Recuerda el elefante y su estaca.

Recuerda el sueño.

*

*

Escogí un lugar desconocido para mí en el centro de la ciudad. Un sitio cualquiera, libre de emociones y sentimientos. Sin recuerdos asociados… Sin buenos o malos momentos. De estilo moderno, con asientos de cuero beis y mesas color wengué. Con cristaleras separando espacios y delantales kilométricos cubriendo las piernas de los camareros.

Mi padre llegó puntual. Yo llevaba sentada un rato a una de las mesas, con una perfecta visión de la longitud del restaurante, y cuando le vi aparecer noté que, antes incluso de haber cruzado la puerta, ocupaba el local con su presencia. El mentón elevado y la espalda tiesa, su clásica postura altanera, capaz de hacer dudar hasta a la más segura de las personas. Vestía traje de chaqueta, con la corbata bien anudada al cuello. Sentí calor al verle tan correctamente cubierto con el intenso sol que reinaba aquel martes de mediados de septiembre.

Cuando me localizó desde la entrada se limitó a saludarme con la mano y a hacerme un gesto de espera.
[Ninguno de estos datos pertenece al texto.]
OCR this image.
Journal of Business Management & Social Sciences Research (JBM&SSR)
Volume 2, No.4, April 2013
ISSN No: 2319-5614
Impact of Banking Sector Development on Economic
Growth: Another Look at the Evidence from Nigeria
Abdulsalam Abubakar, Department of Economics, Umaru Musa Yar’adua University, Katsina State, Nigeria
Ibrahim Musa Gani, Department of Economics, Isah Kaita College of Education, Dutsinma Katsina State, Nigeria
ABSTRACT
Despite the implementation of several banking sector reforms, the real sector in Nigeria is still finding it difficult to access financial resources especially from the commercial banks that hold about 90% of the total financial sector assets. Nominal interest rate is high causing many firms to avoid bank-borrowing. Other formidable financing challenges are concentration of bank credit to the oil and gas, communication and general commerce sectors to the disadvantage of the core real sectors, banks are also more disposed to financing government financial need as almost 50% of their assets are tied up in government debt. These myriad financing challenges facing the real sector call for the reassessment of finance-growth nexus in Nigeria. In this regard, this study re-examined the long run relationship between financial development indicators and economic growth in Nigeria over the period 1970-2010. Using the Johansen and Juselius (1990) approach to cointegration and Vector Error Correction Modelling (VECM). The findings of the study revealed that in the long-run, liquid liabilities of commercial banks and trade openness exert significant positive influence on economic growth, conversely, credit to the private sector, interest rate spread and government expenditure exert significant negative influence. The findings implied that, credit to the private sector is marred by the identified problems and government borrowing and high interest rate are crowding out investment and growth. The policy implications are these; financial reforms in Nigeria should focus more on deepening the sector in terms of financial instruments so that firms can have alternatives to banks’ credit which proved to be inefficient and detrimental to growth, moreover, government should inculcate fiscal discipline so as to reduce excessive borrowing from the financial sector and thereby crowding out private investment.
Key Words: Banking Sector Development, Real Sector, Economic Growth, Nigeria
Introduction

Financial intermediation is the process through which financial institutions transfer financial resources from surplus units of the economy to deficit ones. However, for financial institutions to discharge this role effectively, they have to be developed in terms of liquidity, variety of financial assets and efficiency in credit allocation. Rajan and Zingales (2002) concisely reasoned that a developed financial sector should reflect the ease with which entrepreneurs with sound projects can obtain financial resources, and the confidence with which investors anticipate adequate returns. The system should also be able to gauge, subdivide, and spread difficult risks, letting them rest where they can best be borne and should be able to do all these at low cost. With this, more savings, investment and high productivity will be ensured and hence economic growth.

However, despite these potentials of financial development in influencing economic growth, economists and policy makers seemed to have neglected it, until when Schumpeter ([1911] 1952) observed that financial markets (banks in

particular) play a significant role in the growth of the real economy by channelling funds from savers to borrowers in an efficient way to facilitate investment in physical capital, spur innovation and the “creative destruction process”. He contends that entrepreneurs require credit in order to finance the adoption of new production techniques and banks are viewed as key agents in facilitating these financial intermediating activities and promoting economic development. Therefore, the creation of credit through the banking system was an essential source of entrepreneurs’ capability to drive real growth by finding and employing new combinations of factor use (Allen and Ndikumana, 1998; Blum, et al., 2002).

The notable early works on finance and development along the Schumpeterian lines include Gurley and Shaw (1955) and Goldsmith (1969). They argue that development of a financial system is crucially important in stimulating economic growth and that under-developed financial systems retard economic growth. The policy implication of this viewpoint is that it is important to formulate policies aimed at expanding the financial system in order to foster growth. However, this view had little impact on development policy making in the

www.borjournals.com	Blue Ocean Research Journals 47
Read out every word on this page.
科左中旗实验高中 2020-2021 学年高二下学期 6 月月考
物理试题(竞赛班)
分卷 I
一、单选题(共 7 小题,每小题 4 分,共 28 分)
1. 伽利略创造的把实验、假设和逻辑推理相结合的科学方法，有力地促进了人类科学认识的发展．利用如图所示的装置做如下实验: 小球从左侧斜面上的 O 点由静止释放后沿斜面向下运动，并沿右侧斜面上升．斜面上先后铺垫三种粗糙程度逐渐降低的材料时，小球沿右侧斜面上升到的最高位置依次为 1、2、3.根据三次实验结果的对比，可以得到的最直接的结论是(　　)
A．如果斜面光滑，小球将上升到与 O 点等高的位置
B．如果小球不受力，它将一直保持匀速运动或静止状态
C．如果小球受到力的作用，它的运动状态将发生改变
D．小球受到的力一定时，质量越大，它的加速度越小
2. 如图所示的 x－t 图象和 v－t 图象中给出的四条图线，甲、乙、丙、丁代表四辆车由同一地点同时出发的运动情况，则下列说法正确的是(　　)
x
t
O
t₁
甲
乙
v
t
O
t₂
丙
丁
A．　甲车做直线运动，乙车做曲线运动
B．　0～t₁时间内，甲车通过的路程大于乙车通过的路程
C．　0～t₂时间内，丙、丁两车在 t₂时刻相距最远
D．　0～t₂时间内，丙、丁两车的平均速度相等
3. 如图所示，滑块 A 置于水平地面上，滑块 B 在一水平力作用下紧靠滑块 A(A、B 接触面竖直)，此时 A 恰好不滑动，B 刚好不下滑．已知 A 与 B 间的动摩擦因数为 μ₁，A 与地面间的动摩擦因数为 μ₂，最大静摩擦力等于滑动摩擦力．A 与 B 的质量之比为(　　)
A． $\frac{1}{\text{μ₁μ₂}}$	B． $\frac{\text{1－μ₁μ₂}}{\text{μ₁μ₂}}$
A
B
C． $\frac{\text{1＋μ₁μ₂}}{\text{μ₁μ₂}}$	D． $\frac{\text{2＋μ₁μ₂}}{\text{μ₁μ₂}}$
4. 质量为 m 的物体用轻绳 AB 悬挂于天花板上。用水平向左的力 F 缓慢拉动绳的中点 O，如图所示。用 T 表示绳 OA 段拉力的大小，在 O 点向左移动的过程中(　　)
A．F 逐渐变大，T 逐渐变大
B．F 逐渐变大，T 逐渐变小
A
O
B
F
Asentí con cierto nerviosismo y enfadada conmigo misma porque estaba volviendo a sentirme muy pequeñita. Me miré las manos y no pude evitar recordar aquel sueño en el tren, el instante onírico en el que estas habían vuelto a ser las de una niña con una infancia de mierda.

Por un momento perdí el contacto visual con la entrada del restaurante. Un grupo de tres personas se ponían de acuerdo para sentarse a una de las mesas y el camarero servía la comanda en otra de ellas. Cuando se despejó mi línea visual descubrí a mi padre besando en los labios a una mujer joven. Tacones de vértigo, tobillos esbeltos, falda de tubo y camisa blanca. Cabello caoba recogido en una trenza larga y rostro de rasgos angulosos. Aquella mujer era una belleza.

«Rondará los cuarenta», me dije, pensando en que más que la esposa de mi padre parecía mi hermana.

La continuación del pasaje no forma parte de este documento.